O mundo mudou tanto nestes últimos anos. As dificuldades com que nos debatíamos em 1974 para organizar um comício ou uma caravana automóvel, para contactar um líder que estava no meio da Beira a visitar aldeias, onde não tínhamos forma de o contactar… tudo isso dificultava muito o nosso dia a dia.
Mas isso fazia de nós bastante criativos. Lembro-me que o meu “telemóvel” da altura eram os postos da GNR que existiam nas estradas principais, onde estava sempre a polícia de trânsito. Quando começavam as campanhas eleitorais, fazia uma listagem dos números de telefone dos postos da GNR, ligava para o posto por onde passava Francisco Sá Carneiro e pedia aos senhores guardas para lhe entregarem um recado.
Como olha hoje para a sua intervenção no PPD/PSD? Como caracteriza a sua jornada?
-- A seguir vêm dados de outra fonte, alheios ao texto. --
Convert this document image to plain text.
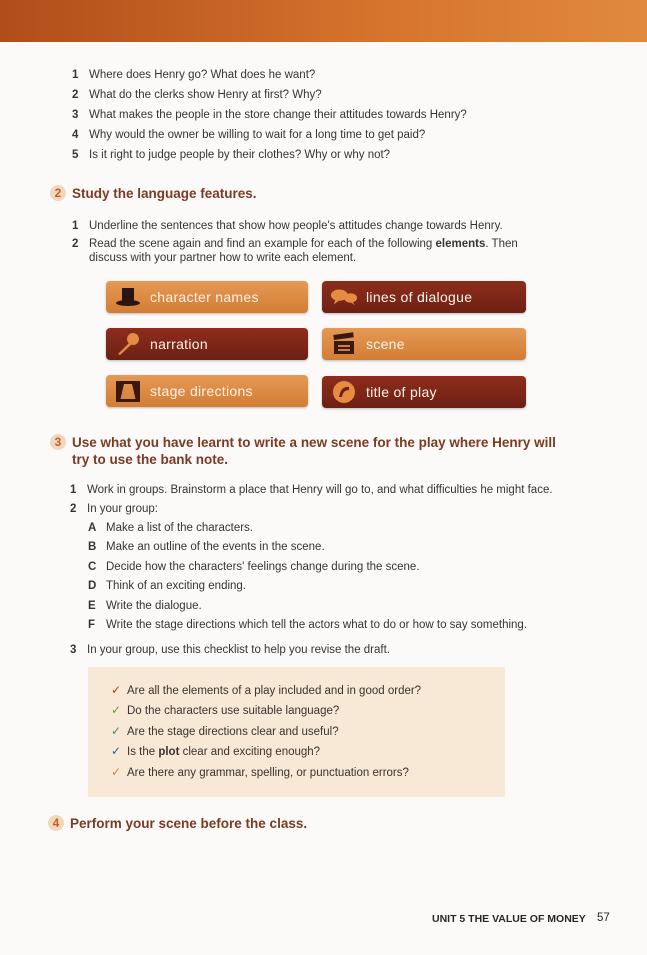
1 Where does Henry go? What does he want?
2 What do the clerks show Henry at first? Why?
3 What makes the people in the store change their attitudes towards Henry?
4 Why would the owner be willing to wait for a long time to get paid?
5 Is it right to judge people by their clothes? Why or why not?
2 Study the language features.
1 Underline the sentences that show how people's attitudes change towards Henry.
2 Read the scene again and find an example for each of the following elements. Then
discuss with your partner how to write each element.
character names	lines of dialogue
narration	scene
stage directions	title of play
3 Use what you have learnt to write a new scene for the play where Henry will
try to use the bank note.
1 Work in groups. Brainstorm a place that Henry will go to, and what difficulties he might face.
2 In your group:
A Make a list of the characters.
B Make an outline of the events in the scene.
C Decide how the characters' feelings change during the scene.
D Think of an exciting ending.
E Write the dialogue.
F Write the stage directions which tell the actors what to do or how to say something.
3 In your group, use this checklist to help you revise the draft.
✓ Are all the elements of a play included and in good order?
✓ Do the characters use suitable language?
✓ Are the stage directions clear and useful?
✓ Is the plot clear and exciting enough?
✓ Are there any grammar, spelling, or punctuation errors?
4 Perform your scene before the class.
UNIT 5 THE VALUE OF MONEY 57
Costumo dizer que sou a mãe do PPD. Foi um parto muito difícil, demorado e muito doloroso. E que o meu filho continua, como qualquer outro filho para qualquer outra mãe, a dar-me muitas alegrias, mas muitos desgostos. Apresenta-me problemas, mas também resoluções que me satisfazem. Eu digo que o meu papel no PPD foi ser a mãe daquela gente toda. Muitos já são avós e ainda hoje são conhecidos como os meninos da Conceição Monteiro, entre esses meninos tenho gente muito famosa, o Sr. Presidente da República, o Dr. Durão Barroso, o Pedro Santana Lopes e muitos mais que ainda hoje são os meus meninos. Foram 40 anos inesquecíveis, sobretudo, os seis primeiros, que deram para preencher uma vida inteira.
O que espera das novas gerações?
Imenso. Neste momento tenho 25 sobrinhos, 56 sobrinhos-netos e quatro sobrinhos bisnetos. Espero imenso, porque esta malta toda tem muito para dar ao país, é preciso é que o país os saiba aproveitar. Revejo o resto da juventude nos meus sobrinhos e sobrinhas. Enchem-me de esperança para o futuro, pois uma juventude que tem tanto ao seu dispor, que a minha juventude não teve e tantos trunfos com que jogar tem que fazer alguma coisa de bom. Espero que esta geração tome as rédeas do país um dia e que faça de Portugal aquilo que Portugal pode ser.
Somos muito admirados lá fora e temos feitos extraordinários na nossa história. Como é que um país tão pequenino já dominou o mundo? Desde a Ásia até à América. Não damos o devido valor ao nosso país, tão pequenino e tão rico. Espero muitas coisas positivas das novas gerações.